There's nothing quite like the moment you ask "Do you have any 7s?" and your opponent groans and hands every single one over. Go Fish is easy enough for young kids to pick up in minutes, but satisfying enough that everyone keeps asking for just one more round. Grab a deck and let's fish!

Equipment Needed

All you need is one standard 52-card deck. For younger children, you can also use a simplified deck with fewer ranks — many toy stores sell Go Fish decks with fun pictures instead of numbers.

Setup

  1. Shuffle the deck thoroughly.
  2. If there are 2 players, deal 7 cards to each player. If there are 3 or more players, deal 5 cards to each player instead.
  3. Place the remaining cards face-down in the middle of the table — this pile is called the "pond" (or "ocean").
  4. Each player looks at their own cards without showing anyone else.

Rules

Objective

Your goal is to collect the most "books" — a book is a complete set of all four cards of the same rank (for example, all four 7s, or all four Queens). The player with the most books at the end of the game wins.

Gameplay

On your turn, choose any other player and ask them for a specific card rank. For example, you might say "Do you have any 3s?" — but you must already be holding at least one 3 in your hand to ask for them.

If that player has any cards of the rank you asked for, they must hand all of them over to you right away. Then you get to take another turn immediately!

If that player has none, they say "Go Fish!" and you draw one card from the pond in the middle. Your turn then ends and the next player goes.

Whenever you collect all four cards of the same rank, place them face-up in front of you as a completed book for everyone to see.

If you ever run out of cards in your hand, draw five new cards from the pond (or however many are left if fewer than five remain).

Winning

The game ends when all 13 books have been completed. Count up how many books each player has collected — the player with the most books wins!

Expert Player

Tips

Pay close attention to what others ask for. When a player asks for 8s, you now know they hold at least one 8. File that away — if you draw an 8 later, you can ask them for the rest and complete your book faster.

Ask for ranks you're close to completing. If you hold two or three cards of the same rank, prioritize asking for that rank. The sooner you finish a book, the sooner those cards are out of your hand and you're working with fewer, more focused cards.

Watch the pond. As the game goes on and players draw from the pond, you can get a rough sense of which ranks are still floating out there versus already collected. This helps you decide whether it's worth asking for a rank that's been frequently requested.

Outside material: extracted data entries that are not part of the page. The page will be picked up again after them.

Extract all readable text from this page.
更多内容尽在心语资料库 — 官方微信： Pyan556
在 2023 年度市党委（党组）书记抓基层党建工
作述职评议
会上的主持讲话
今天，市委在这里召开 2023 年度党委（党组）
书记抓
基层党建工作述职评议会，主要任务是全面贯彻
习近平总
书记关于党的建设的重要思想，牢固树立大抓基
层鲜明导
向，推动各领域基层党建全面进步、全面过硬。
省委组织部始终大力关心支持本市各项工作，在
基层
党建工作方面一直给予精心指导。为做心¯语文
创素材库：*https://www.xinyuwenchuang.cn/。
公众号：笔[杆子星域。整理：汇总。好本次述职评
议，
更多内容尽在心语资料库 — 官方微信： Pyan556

Go for books early. Completing books quickly keeps your hand lean and forces opponents to fish more often, which can give you more information about what they're drawing.

Variations

  • Simplified deck: Use a children's Go Fish deck with animal pictures or other themes — great for younger players who don't know number ranks yet.
  • Pairs instead of books: Instead of needing all four of a rank, play that any matching pair completes a "book." This speeds the game up significantly and works well with very young players.
  • Scored variant: Award more points for books made from face cards or aces, adding a risk-reward element to which ranks you chase.
Learn More — History & Origins

History & Origins

Go Fish is a folk game with murky origins — no one knows exactly when or where it was invented. Card games involving "fishing" mechanics, where players request specific cards from others, appear across many cultures and centuries. The basic idea of asking opponents for cards and drawing from a central stock has roots in European card games that date back several hundred years.

What makes Go Fish distinctive is how thoroughly it was adopted as a teaching game for children in the 20th century. By the mid-1900s it had become one of the standard first card games taught to children in English-speaking countries, valued because it requires players to remember cards, take turns, and make simple strategic decisions — all without any reading required.

Cultural Context

Go Fish occupies a special place in childhood across much of the world as one of the very first card games most people ever learn. It teaches foundational card game concepts — holding a hand, taking turns, making requests, drawing from a stock — in a format that's completely accessible to young children.

The game has been commercially produced in countless themed versions, from dinosaurs to superheroes, making it a reliable staple of toy stores everywhere. Despite its simplicity, it remains beloved well into adulthood as a nostalgic, low-stakes game that anyone can join.